Título: Egito tenta retornar à rotina apesar dos protestos
Autor:
Fonte: Valor Econômico, 08/02/2011, Internacional, p. A11

Agências internacionais

A vida começa a voltar à normalidade no Egito, apesar de os protestos contra o governo continuarem a reunir multidões, principalmente no Cairo. Os bancos voltaram a funcionar. Muitas grandes empresas também retomaram suas operações. E o toque de recolher passou a durar menos.

Ontem, o governo realizou sua primeira reunião com os ministros recém-empossados e anunciou aumento de 15% no salário de setores do funcionalismo público e nas aposentadorias - numa clara tentativa de enfraquecer a mobilização popular pela queda do regime de Hosni Mubarak iniciada no dia 25. Outra promessa foi manter os subsídios aos alimentos, cruciais para a população de mais baixa renda.

Desde 1981 no poder, Mubarak rejeita a principal exigência dos manifestantes: deixar o cargo antes das eleições presidenciais de setembro, sob o argumento de que isso levaria o país ao caos.

No domingo, o governo se reuniu pela primeira vez com grupos opositores para discutir o próximos passos da política nacional. O impasse, no entanto, perdura. A maior e mais bem estruturada organização de oposição do país, a Irmandade Muçulmana, disse ontem que poderá deixar as conversações se o governo não atender às demandas da oposição, incluindo a imediata renúncia de Mubarak.

Mesmo com o impasse, com as manifestações que ontem entraram em eu 14º dia e com a incerteza que continua a imperar no país mais populoso do mundo árabe, os egípcios estão retomando - ou tentando retomar - a rotina de antes da ebulição contra o governo de Mubarak.

Os bancos reabriram depois de uma semana fechados, ainda que com uma limitação de horário e de saques. Muitas agências ficaram lotadas. E no país cuja moeda teve a maior desvalorização dos últimos seis anos, o Tesouro conseguiu produzir ontem uma boa notícia: levantou US$ 2,2 bilhões com a venda de títulos públicos, o que foi interpretado por alguns como um sinal de que apesar das incertezas, o Egito volta a gozar de certa confiança por parte dos investidores.

A visão menos otimista foi apresentada pelo porta-voz da Casa Branca, Robert Gibbs. Segundo ele, os Estados Unidos estão preocupados com a fuga de capitais do Egito e com os eventuais impactos da crise.

"Obviamente estamos preocupados com o capital que pode sair", disse. "Continuamos avaliando que impacto todos esses eventos poderão, no fim das contas, ter sobre a recuperação econômica global", acrescentou ele, afirmando que até agora não há nada que indique qualquer paralisação no Canal de Suez, via marítima vital para a comercialização de petróleo.

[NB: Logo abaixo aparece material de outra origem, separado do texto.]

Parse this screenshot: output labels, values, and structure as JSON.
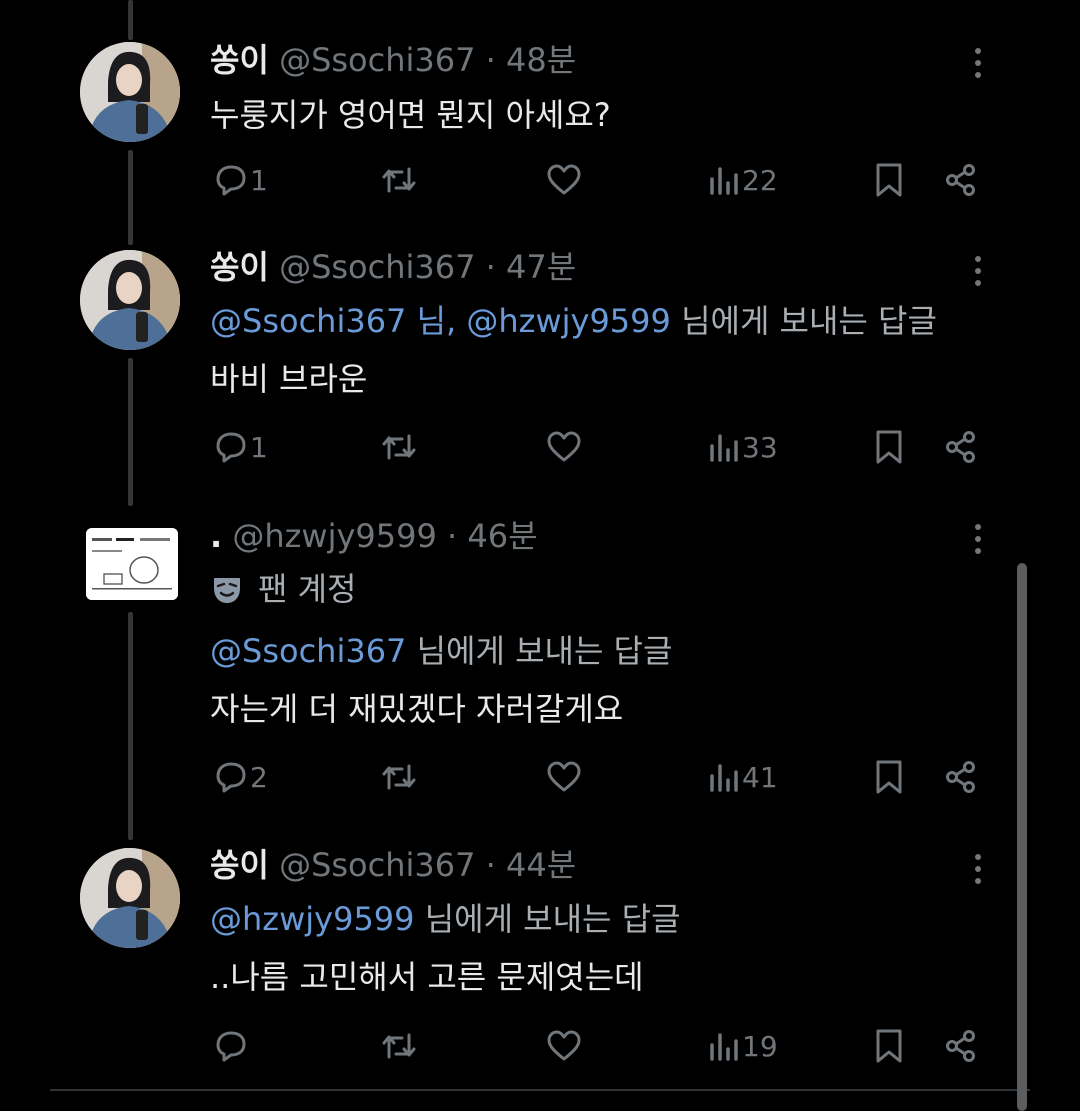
{
  "tweets": [
    {
      "name": "쏭이",
      "handle": "@Ssochi367",
      "time": "· 48분",
      "lines": [
        "누룽지가 영어면 뭔지 아세요?"
      ],
      "stats": {
        "replies": "1",
        "retweets": "",
        "likes": "",
        "views": "22"
      }
    },
    {
      "name": "쏭이",
      "handle": "@Ssochi367",
      "time": "· 47분",
      "reply_mentions": "@Ssochi367 님, @hzwjy9599",
      "reply_suffix": "님에게 보내는 답글",
      "lines": [
        "바비 브라운"
      ],
      "stats": {
        "replies": "1",
        "retweets": "",
        "likes": "",
        "views": "33"
      }
    },
    {
      "name": ".",
      "handle": "@hzwjy9599",
      "time": "· 46분",
      "badge_label": "팬 계정",
      "reply_mentions": "@Ssochi367",
      "reply_suffix": "님에게 보내는 답글",
      "lines": [
        "자는게 더 재밌겠다 자러갈게요"
      ],
      "stats": {
        "replies": "2",
        "retweets": "",
        "likes": "",
        "views": "41"
      }
    },
    {
      "name": "쏭이",
      "handle": "@Ssochi367",
      "time": "· 44분",
      "reply_mentions": "@hzwjy9599",
      "reply_suffix": "님에게 보내는 답글",
      "lines": [
        "..나름 고민해서 고른 문제엿는데"
      ],
      "stats": {
        "replies": "",
        "retweets": "",
        "likes": "",
        "views": "19"
      }
    }
  ],
  "icons": {
    "reply": "speech-bubble-icon",
    "retweet": "retweet-icon",
    "like": "heart-icon",
    "views": "bar-chart-icon",
    "bookmark": "bookmark-icon",
    "share": "share-icon",
    "more": "more-vertical-icon",
    "badge": "theater-mask-icon"
  },
  "colors": {
    "background": "#000000",
    "text": "#e7e9ea",
    "muted": "#71767b",
    "mention": "#6a9bd8"
  }
}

Assim como os bancos, o comércio voltou a abrir suas portas para um grande número de clientes. Motoristas enfrentam de novo o inferno dos congestionamentos na capital egípcia.

Várias grandes empresas também trabalhavam ontem quase normalmente. O toque de recolher está um pouco mais curto: em vez de vigorar das 17h às 7h, passou a valer das 20h às 6h. Embora estivesse sendo furado por muitos manifestantes, a restrição vinha atrapalhando o ritmo de muitas famílias empresas.

As escolas permanecem fechadas nas maiores cidades e a bolsa de valores só deve voltar a operar no próximo domingo.

Muitos egípcios, entre eles participantes das manifestações que se multiplicaram do Cairo para outras cidades do país nas últimas duas semanas, têm dito que querem logo voltar ao trabalho. E que começam a se preocupar com os efeitos da crise política sobre a economia. O repentino enfraquecimento da indústria do turismo, setor responsável por cerca de 5% do Produto Interno Bruto (PIB), é algo que chama a atenção dos egípcios e bate no bolso de parte significativa dos trabalhadores.

Na Praça Tahrir, centro dos protestos no Cairo, os manifestantes prometem não arredar pé até que Mubarak abandone a Presidência. E tentam organizar outros grandes protestos quinta e sexta-feiras. Ontem militares procuraram limitar a área ocupada pelos manifestantes para melhorar o tráfego de carros.